I woke up today not knowing how I got here. It’s December 5th, I have to leave Mae Sot in less than a week and I feel short of breath, as if the calendar’s blaring number 5 punched me in the gut this morning.
I don’t know what it is about Mae Sot — maybe it’s something in the air, or the fact that it’s so easy to lose yourself in life here, or maybe even the weather, constantly hot, that deters you from feeling the passage of time. But finally the leaves have started to fall off the trees here, too, only not from winter moving in but from baking in the hot midday sun.
And with leaves spiraling down to the ground on both sides of the world, I have to say goodbye to one home, to one family, and reunite with another. Only now the home I left behind seems like the foreign, strange one, filled with things I think to be so trivial and superficial, now. I think about the simplicity of life, the beauty of the people and the distant mountains both, the sadness and happiness I’ve encountered here and my heart starts to break already. Leaving here, saying goodbye, will be the hardest thing I’ve ever had to do in my life.

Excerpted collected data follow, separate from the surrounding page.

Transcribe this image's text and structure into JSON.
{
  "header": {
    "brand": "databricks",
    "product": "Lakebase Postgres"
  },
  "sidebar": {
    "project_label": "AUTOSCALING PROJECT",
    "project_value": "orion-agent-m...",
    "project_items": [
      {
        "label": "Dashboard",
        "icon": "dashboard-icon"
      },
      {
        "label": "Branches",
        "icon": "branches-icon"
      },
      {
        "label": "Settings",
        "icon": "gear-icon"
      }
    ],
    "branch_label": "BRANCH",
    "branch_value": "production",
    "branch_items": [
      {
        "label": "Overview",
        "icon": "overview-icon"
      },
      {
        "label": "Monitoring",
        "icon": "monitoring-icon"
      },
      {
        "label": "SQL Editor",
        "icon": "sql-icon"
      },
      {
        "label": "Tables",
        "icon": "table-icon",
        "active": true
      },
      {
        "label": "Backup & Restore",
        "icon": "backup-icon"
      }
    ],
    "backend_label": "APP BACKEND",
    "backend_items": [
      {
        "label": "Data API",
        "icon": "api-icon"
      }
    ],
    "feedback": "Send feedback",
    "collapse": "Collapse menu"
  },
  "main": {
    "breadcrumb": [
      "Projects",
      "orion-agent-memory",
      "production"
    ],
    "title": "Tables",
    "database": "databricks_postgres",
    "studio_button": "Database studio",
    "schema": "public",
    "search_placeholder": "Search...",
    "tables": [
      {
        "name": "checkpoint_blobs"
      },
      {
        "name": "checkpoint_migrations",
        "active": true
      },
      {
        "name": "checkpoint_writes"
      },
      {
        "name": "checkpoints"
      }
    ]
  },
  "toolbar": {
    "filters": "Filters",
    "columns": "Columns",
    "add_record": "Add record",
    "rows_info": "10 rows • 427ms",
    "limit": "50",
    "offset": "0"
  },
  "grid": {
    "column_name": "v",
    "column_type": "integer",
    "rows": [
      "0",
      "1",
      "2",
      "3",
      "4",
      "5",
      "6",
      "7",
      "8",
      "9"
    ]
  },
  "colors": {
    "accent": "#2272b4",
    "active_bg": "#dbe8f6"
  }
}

And then as soon as I realize that, I also realize just how lucky I am that this is the biggest trial I’ve had to face in my (short) life. None of this would be so hard if it wasn’t for all of the amazing and beautiful experiences I’ve had here, the kind that have changed my perspective and my life forever. Or the wonderful students and teachers and community members I’ve gotten to know and really, truly love. It’s because of the incredible happiness that I’ve felt here that it will be so hard to say goodbye and for that, I am eternally grateful.
And I try to tell myself that everyday. To remind myself that yes, this goodbye will hurt like nothing I’ve ever felt before, but man, am I lucky to have it and all of the things that led up to it.